We have a privacy problem in the 21st century. Namely, we have none, and what little we do have, is too often negligently trampled on by others, leaked, divulged, passed around, handed over. You could say that privacy was the 21st century’s whore.
And pimping out people’s privacy is apparently good business practice these days too. Just ask Yahoo, or Google, or Microsoft. Or, ask the California based PR firm which represents – amongst others – Imagination Technologies.
We were recently approached by a rep from the firm asking us if we were interested in meeting up with Imagination Technologies at the upcoming GDC conference in California. We told him that, yes, we were indeed interested.
This reporter was then asked for a headshot and bio, for use in a “media briefing/appointment book”. The rep enclosed a copy of such an appointment book from CES. Replete with analyst and journalist names, phone numbers, emails and even meeting times and previous briefings attended.
This reporter now has the personal cell phone numbers of many an analyst who probably wishes she didn’t.
The 44 pages of the document (yes, 44 pages) also shows how much meeting time was allocated to each hack and analyst, revealing that Imagination Technologies certainly appears to have more love for some than for others.
One reporter whose details were unceremoniously leaked told us that the debacle certainly “appears to be not the best practice in the world,” which we found rather diplomatic and restrained of him.

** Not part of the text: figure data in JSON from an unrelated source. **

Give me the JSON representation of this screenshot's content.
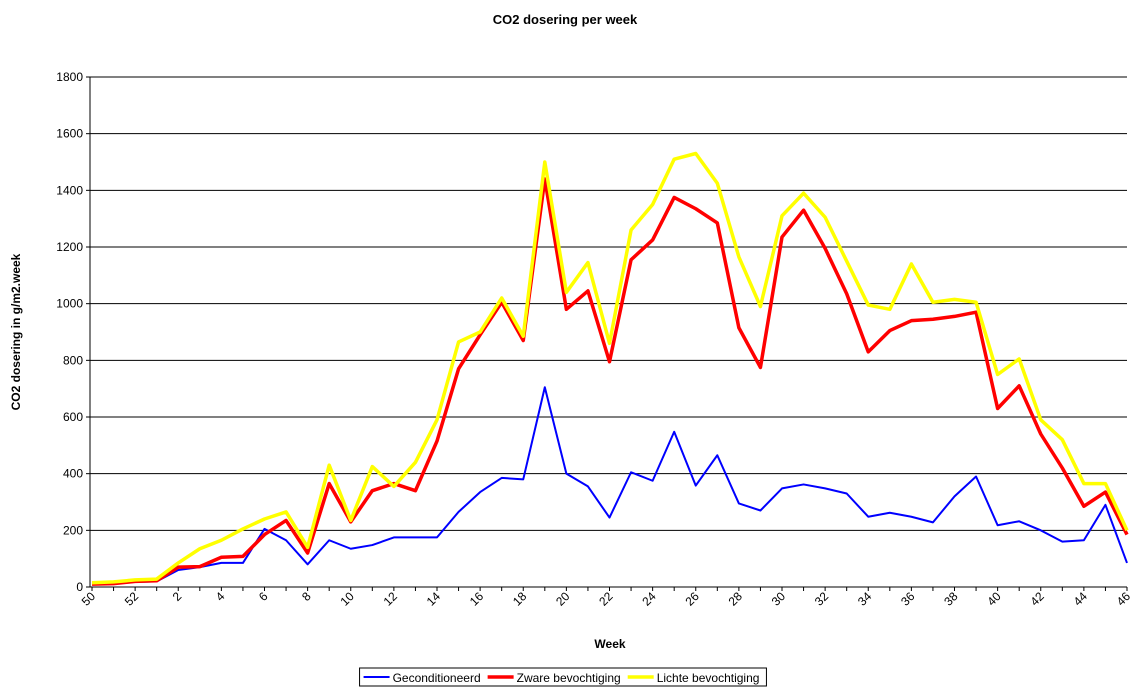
{
  "chart_data": {
    "type": "line",
    "title": "CO2 dosering per week",
    "x_label": "Week",
    "y_label": "CO2 dosering in g/m2.week",
    "categories": [
      "50",
      null,
      "52",
      null,
      "2",
      null,
      "4",
      null,
      "6",
      null,
      "8",
      null,
      "10",
      null,
      "12",
      null,
      "14",
      null,
      "16",
      null,
      "18",
      null,
      "20",
      null,
      "22",
      null,
      "24",
      null,
      "26",
      null,
      "28",
      null,
      "30",
      null,
      "32",
      null,
      "34",
      null,
      "36",
      null,
      "38",
      null,
      "40",
      null,
      "42",
      null,
      "44",
      null,
      "46"
    ],
    "ylim": [
      0,
      1800
    ],
    "yticks": [
      0,
      200,
      400,
      600,
      800,
      1000,
      1200,
      1400,
      1600,
      1800
    ],
    "grid": true,
    "legend": "bottom",
    "series": [
      {
        "name": "Geconditioneerd",
        "color": "#0000ff",
        "values": [
          10,
          12,
          18,
          20,
          60,
          70,
          85,
          85,
          205,
          165,
          80,
          165,
          135,
          148,
          175,
          175,
          175,
          265,
          335,
          385,
          380,
          705,
          400,
          355,
          245,
          405,
          375,
          548,
          358,
          465,
          295,
          270,
          348,
          362,
          348,
          330,
          248,
          262,
          248,
          228,
          320,
          390,
          218,
          232,
          200,
          160,
          165,
          290,
          85
        ]
      },
      {
        "name": "Zware bevochtiging",
        "color": "#ff0000",
        "values": [
          10,
          12,
          20,
          22,
          70,
          72,
          105,
          108,
          185,
          235,
          120,
          365,
          230,
          340,
          365,
          340,
          515,
          770,
          890,
          1005,
          870,
          1440,
          980,
          1045,
          795,
          1155,
          1225,
          1375,
          1335,
          1285,
          915,
          775,
          1235,
          1330,
          1195,
          1035,
          830,
          905,
          940,
          945,
          955,
          970,
          630,
          710,
          540,
          420,
          285,
          335,
          185
        ]
      },
      {
        "name": "Lichte bevochtiging",
        "color": "#ffff00",
        "values": [
          15,
          18,
          25,
          28,
          85,
          135,
          165,
          205,
          240,
          265,
          140,
          430,
          235,
          425,
          355,
          440,
          590,
          865,
          900,
          1020,
          885,
          1500,
          1040,
          1145,
          860,
          1260,
          1350,
          1510,
          1530,
          1425,
          1165,
          990,
          1310,
          1390,
          1305,
          1150,
          995,
          980,
          1140,
          1005,
          1015,
          1005,
          750,
          805,
          590,
          520,
          365,
          365,
          200
        ]
      }
    ]
  }
}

Whilst we can easily understand why a firm might need a briefing document like this for internal PR use, we’re pretty sure most people on that list wouldn’t want their personal details being sent around willy nilly without their consent or foreknowledge.
We’ve written to the rep and told him as much, so we won’t name and shame. But please, PR people, have some respect for our privacy. It’s not yours to give away.